Wetlands and Influence in Florida

Florida has lost nearly 1/2 of its wetlands.
Click for photo credit.
One of the new advances in wetland mitigation in Florida is something called wetlands banking.  Florida has approximately 11.4 million acres of wetlands.  But over the last few centuries, Florida lost nearly half its wetlands to development.  Research that I conducted with my students in the past in various developed areas of the Tampa Bay area show incredible wetlands loss through infilling during the development process.  Losses in other parts of the state came as a result of agricultural development or mining.
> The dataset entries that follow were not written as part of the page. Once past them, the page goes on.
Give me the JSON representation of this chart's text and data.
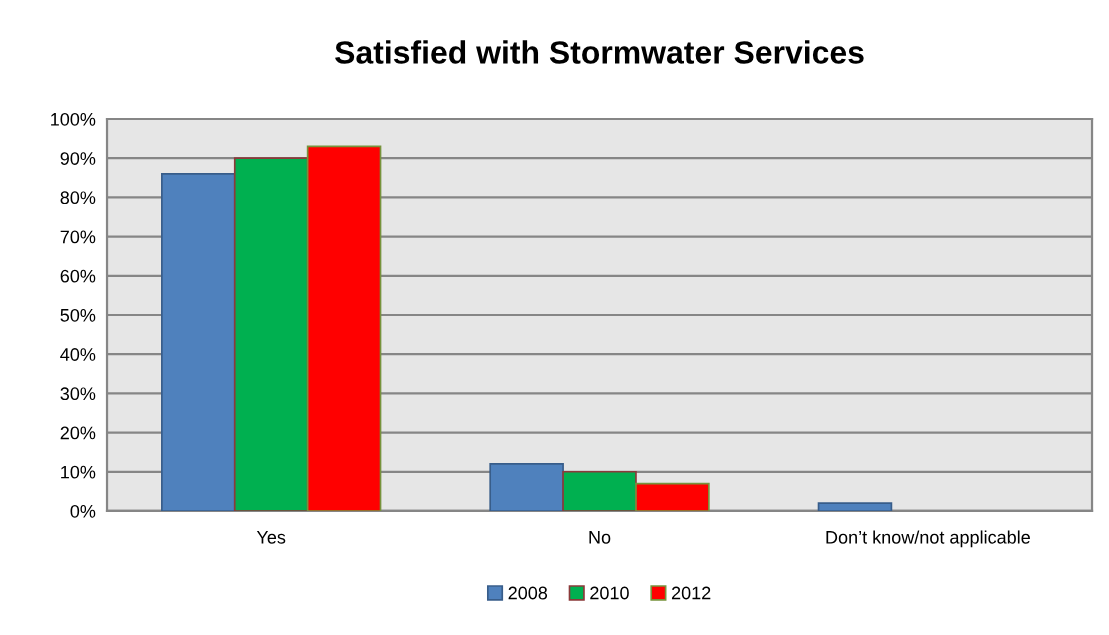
{
  "chart_data": {
    "type": "bar",
    "title": "Satisfied with Stormwater Services",
    "categories": [
      "Yes",
      "No",
      "Don’t know/not applicable"
    ],
    "series": [
      {
        "name": "2008",
        "color": "#4f81bd",
        "values": [
          86,
          12,
          2
        ]
      },
      {
        "name": "2010",
        "color": "#00b050",
        "values": [
          90,
          10,
          null
        ]
      },
      {
        "name": "2012",
        "color": "#ff0000",
        "values": [
          93,
          7,
          null
        ]
      }
    ],
    "ylim": [
      0,
      100
    ],
    "yticks": [
      {
        "value": 0,
        "label": "0%"
      },
      {
        "value": 10,
        "label": "10%"
      },
      {
        "value": 20,
        "label": "20%"
      },
      {
        "value": 30,
        "label": "30%"
      },
      {
        "value": 40,
        "label": "40%"
      },
      {
        "value": 50,
        "label": "50%"
      },
      {
        "value": 60,
        "label": "60%"
      },
      {
        "value": 70,
        "label": "70%"
      },
      {
        "value": 80,
        "label": "80%"
      },
      {
        "value": 90,
        "label": "90%"
      },
      {
        "value": 100,
        "label": "100%"
      }
    ],
    "grid": "y",
    "legend": "bottom"
  }
}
Now there are laws to prevent widespread destruction of wetlands without some form of mitigation.  There are a number of mitigation options available.  For example, if you destroy one wetland, you could build a larger wetland of the same type somewhere else.  This has been controversial because the creation of the wetland comes at the loss of upland habitat.  Plus, many wetlands are difficult to construct.  When one considers that wetlands are ecosystems that evolved over centuries, the idea of constructing a mature ecosystem that includes the development of unique water, soil, plant, and animal assemblages becomes daunting.  While there have been some successes in wetland construction, there are also examples of failure.
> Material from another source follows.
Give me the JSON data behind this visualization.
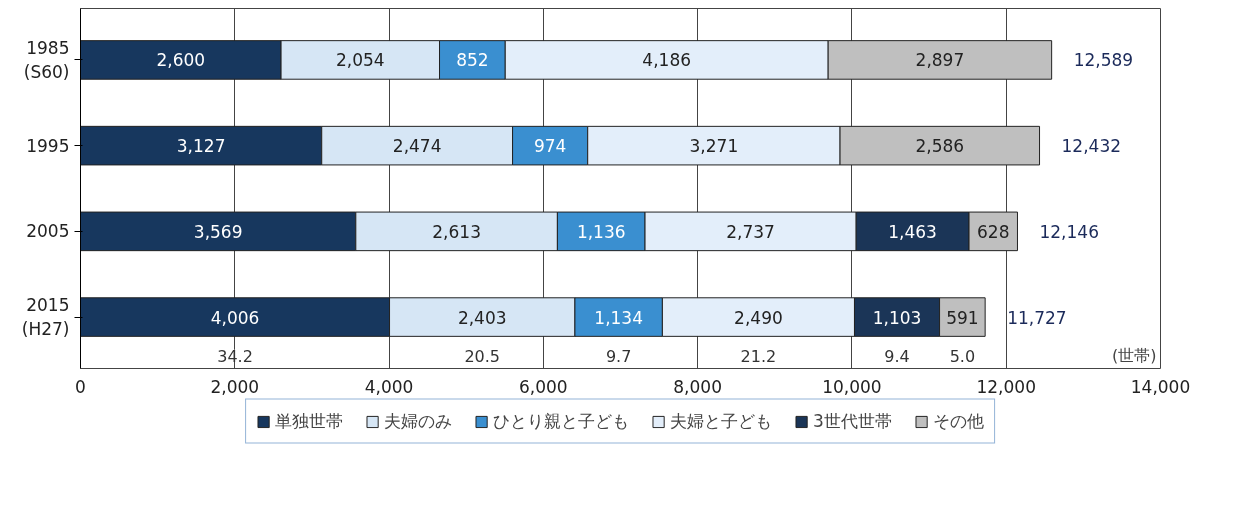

Thus, one relatively new management strategy is wetlands banking.  Banking requires the preservation of wetlands property in perpetuity in exchange for the destruction of wetlands.  The banking requirement size is larger than the size of the loss of wetlands.

There is big money in wetlands banking and 10 wetland credits can sell for a million dollars.  There are many investors who have moved into wetlands banking as a lucrative business.
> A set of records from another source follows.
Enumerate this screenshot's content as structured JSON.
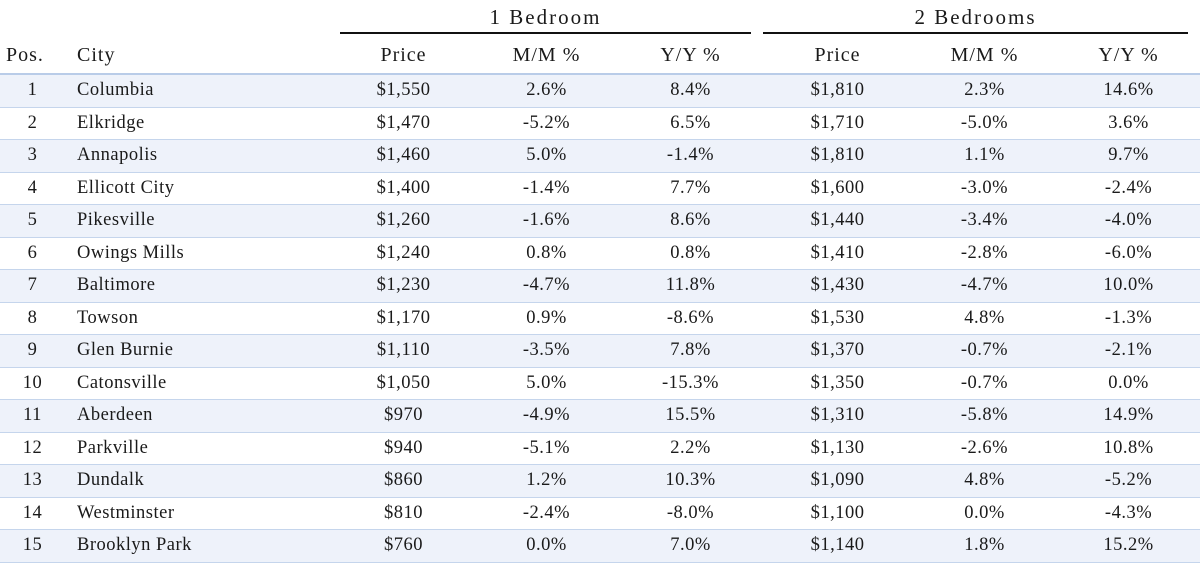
{
  "groups": {
    "one_bedroom": "1 Bedroom",
    "two_bedrooms": "2 Bedrooms"
  },
  "columns": {
    "pos": "Pos.",
    "city": "City",
    "price_1": "Price",
    "mm_1": "M/M %",
    "yy_1": "Y/Y %",
    "price_2": "Price",
    "mm_2": "M/M %",
    "yy_2": "Y/Y %"
  },
  "rows": [
    {
      "pos": "1",
      "city": "Columbia",
      "price_1": "$1,550",
      "mm_1": "2.6%",
      "yy_1": "8.4%",
      "price_2": "$1,810",
      "mm_2": "2.3%",
      "yy_2": "14.6%"
    },
    {
      "pos": "2",
      "city": "Elkridge",
      "price_1": "$1,470",
      "mm_1": "-5.2%",
      "yy_1": "6.5%",
      "price_2": "$1,710",
      "mm_2": "-5.0%",
      "yy_2": "3.6%"
    },
    {
      "pos": "3",
      "city": "Annapolis",
      "price_1": "$1,460",
      "mm_1": "5.0%",
      "yy_1": "-1.4%",
      "price_2": "$1,810",
      "mm_2": "1.1%",
      "yy_2": "9.7%"
    },
    {
      "pos": "4",
      "city": "Ellicott City",
      "price_1": "$1,400",
      "mm_1": "-1.4%",
      "yy_1": "7.7%",
      "price_2": "$1,600",
      "mm_2": "-3.0%",
      "yy_2": "-2.4%"
    },
    {
      "pos": "5",
      "city": "Pikesville",
      "price_1": "$1,260",
      "mm_1": "-1.6%",
      "yy_1": "8.6%",
      "price_2": "$1,440",
      "mm_2": "-3.4%",
      "yy_2": "-4.0%"
    },
    {
      "pos": "6",
      "city": "Owings Mills",
      "price_1": "$1,240",
      "mm_1": "0.8%",
      "yy_1": "0.8%",
      "price_2": "$1,410",
      "mm_2": "-2.8%",
      "yy_2": "-6.0%"
    },
    {
      "pos": "7",
      "city": "Baltimore",
      "price_1": "$1,230",
      "mm_1": "-4.7%",
      "yy_1": "11.8%",
      "price_2": "$1,430",
      "mm_2": "-4.7%",
      "yy_2": "10.0%"
    },
    {
      "pos": "8",
      "city": "Towson",
      "price_1": "$1,170",
      "mm_1": "0.9%",
      "yy_1": "-8.6%",
      "price_2": "$1,530",
      "mm_2": "4.8%",
      "yy_2": "-1.3%"
    },
    {
      "pos": "9",
      "city": "Glen Burnie",
      "price_1": "$1,110",
      "mm_1": "-3.5%",
      "yy_1": "7.8%",
      "price_2": "$1,370",
      "mm_2": "-0.7%",
      "yy_2": "-2.1%"
    },
    {
      "pos": "10",
      "city": "Catonsville",
      "price_1": "$1,050",
      "mm_1": "5.0%",
      "yy_1": "-15.3%",
      "price_2": "$1,350",
      "mm_2": "-0.7%",
      "yy_2": "0.0%"
    },
    {
      "pos": "11",
      "city": "Aberdeen",
      "price_1": "$970",
      "mm_1": "-4.9%",
      "yy_1": "15.5%",
      "price_2": "$1,310",
      "mm_2": "-5.8%",
      "yy_2": "14.9%"
    },
    {
      "pos": "12",
      "city": "Parkville",
      "price_1": "$940",
      "mm_1": "-5.1%",
      "yy_1": "2.2%",
      "price_2": "$1,130",
      "mm_2": "-2.6%",
      "yy_2": "10.8%"
    },
    {
      "pos": "13",
      "city": "Dundalk",
      "price_1": "$860",
      "mm_1": "1.2%",
      "yy_1": "10.3%",
      "price_2": "$1,090",
      "mm_2": "4.8%",
      "yy_2": "-5.2%"
    },
    {
      "pos": "14",
      "city": "Westminster",
      "price_1": "$810",
      "mm_1": "-2.4%",
      "yy_1": "-8.0%",
      "price_2": "$1,100",
      "mm_2": "0.0%",
      "yy_2": "-4.3%"
    },
    {
      "pos": "15",
      "city": "Brooklyn Park",
      "price_1": "$760",
      "mm_1": "0.0%",
      "yy_1": "7.0%",
      "price_2": "$1,140",
      "mm_2": "1.8%",
      "yy_2": "15.2%"
    }
  ],
  "colors": {
    "row_shade": "#eef2fa",
    "grid_line": "#c5d5ec",
    "text": "#1a1a1a",
    "group_rule": "#111111"
  }
}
Given the money involved, there are organizations that try to game the system. Check out this article from the Tampa Bay Times about the state's top wetlands regulator who was suspended for refusing to permit a wetlands bank project.  Using standard techniques, she permitted a wetlands bank developer for a smaller amount of wetlands than the developer hoped for.  She was suspended for refusing to issue the permit and the permit was granted by managers above her.  In addition, the managers waived a state requirement that compelled the company to show that they had the funds to build and manage the wetlands bank.

To many watching this, the deal smelled of political influence and corruption taking precedence over science and established policy.  The company even tried to get the state legislature to change the rules just for this project.  A judge recently sided with the suspended wetlands regulator and required the investors to follow the established rules.  The judge ruled that the company can develop the wetlands bank with the 280 credits the regulator allowed.  This is worth approximately $280,000,000.  They were trying to get credit for 425 credits which would have been worth approximately $425,000,000.